Maybe the most important criticism directed against Mohamed Morsi’s power is his reliance primarily on the Muslim Brotherhood without seeking to form a broader political consensus that includes the various sects and political orientations in Egypt.

Opponents of the Morsi regime believe that the entry of the Muslim Brotherhood into the line of the January 25, 2011 revolution was not intended to reform, however it was to implement an experience of domination Islamic in Egypt. Although Morsi declared that he was the president of all Egyptians, in all his speeches. He gave the Islamists the large part in the important positions of the state, including some important ministries.

He also dismissed many conservatives, replacing almost half of them with members of the Muslim Brotherhood, and appointing former jihadist elements, such as the choice of Adel al-Khayyat, a member of the construction party and of development, which constitutes the political wing of the Islamic group, as governor of Luxor. It was in fact a step that some considered to be devoid of any political sense, also the fact that the Islamic group was accused of being involved in the Luxor massacre in November 1997 that killed almost sixty tourists and took a considerable negative impact on tourism in Egypt.

Morsi was not able to rule Egypt because the country needed a strong man who could extend his influence over all positions of the state and ensure the loyalty of all, including the army, which was not present in the late president.

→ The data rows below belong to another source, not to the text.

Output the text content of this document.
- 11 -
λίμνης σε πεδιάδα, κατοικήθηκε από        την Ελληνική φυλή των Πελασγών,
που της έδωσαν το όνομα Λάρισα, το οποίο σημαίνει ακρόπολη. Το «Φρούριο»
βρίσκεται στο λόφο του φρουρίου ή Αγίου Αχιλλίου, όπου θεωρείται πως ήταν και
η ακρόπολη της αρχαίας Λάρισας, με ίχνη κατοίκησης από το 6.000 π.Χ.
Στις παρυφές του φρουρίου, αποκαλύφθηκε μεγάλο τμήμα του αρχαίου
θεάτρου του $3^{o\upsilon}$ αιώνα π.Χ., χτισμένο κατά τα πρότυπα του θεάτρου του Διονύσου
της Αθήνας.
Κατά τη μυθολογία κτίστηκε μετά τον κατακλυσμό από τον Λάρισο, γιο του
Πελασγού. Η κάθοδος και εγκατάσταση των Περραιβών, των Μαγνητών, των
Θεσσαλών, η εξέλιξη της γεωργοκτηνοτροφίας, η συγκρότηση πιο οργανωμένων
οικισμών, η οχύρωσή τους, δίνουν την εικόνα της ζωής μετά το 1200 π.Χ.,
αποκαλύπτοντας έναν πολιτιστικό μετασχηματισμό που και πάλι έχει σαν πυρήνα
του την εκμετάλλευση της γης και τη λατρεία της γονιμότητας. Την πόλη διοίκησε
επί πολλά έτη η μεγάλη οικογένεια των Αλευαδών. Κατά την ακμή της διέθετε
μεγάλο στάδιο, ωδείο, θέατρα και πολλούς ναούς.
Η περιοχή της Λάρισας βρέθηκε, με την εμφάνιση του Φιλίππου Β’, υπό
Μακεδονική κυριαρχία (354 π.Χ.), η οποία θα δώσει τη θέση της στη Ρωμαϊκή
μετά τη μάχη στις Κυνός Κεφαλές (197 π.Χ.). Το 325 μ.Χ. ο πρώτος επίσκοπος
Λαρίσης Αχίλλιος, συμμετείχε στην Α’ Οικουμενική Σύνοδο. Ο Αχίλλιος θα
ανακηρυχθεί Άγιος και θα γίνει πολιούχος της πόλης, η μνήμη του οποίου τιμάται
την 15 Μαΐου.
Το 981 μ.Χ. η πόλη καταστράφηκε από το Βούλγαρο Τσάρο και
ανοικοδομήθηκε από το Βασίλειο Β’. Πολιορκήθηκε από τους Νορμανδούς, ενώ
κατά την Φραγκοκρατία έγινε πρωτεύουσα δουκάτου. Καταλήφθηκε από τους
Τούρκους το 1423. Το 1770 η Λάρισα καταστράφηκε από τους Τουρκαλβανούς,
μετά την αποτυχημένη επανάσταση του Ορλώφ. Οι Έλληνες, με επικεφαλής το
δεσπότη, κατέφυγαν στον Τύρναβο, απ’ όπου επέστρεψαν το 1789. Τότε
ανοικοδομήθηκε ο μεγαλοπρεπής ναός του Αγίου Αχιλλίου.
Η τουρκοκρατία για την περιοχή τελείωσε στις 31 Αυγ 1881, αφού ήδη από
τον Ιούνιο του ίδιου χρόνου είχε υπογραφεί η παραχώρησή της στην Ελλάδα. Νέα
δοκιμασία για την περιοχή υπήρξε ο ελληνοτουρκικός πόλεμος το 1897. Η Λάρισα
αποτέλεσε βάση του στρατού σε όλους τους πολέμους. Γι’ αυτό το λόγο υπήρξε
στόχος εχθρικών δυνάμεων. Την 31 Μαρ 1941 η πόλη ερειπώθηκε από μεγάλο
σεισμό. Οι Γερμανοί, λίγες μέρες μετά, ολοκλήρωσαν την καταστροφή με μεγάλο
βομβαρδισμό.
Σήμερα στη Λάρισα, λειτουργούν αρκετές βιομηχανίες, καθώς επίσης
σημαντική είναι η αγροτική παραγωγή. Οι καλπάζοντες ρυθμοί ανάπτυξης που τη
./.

Morsi ran for the presidency with the program of the renaissance project, and the Muslim Brotherhood affirmed in his statement that they had a project for the renaissance of the country in various fields, and that its candidate carries this project as the Egyptian people support, and the group and the party seek to achieve it so that Egypt passes through to safety and to occupy its proper position among the nations and peoples. However Morsi broke his election promises during his year of power.

Morsi’s opponents insist that his fundamental error is the exclusion of others and the privilege of power by the Muslim Brotherhood.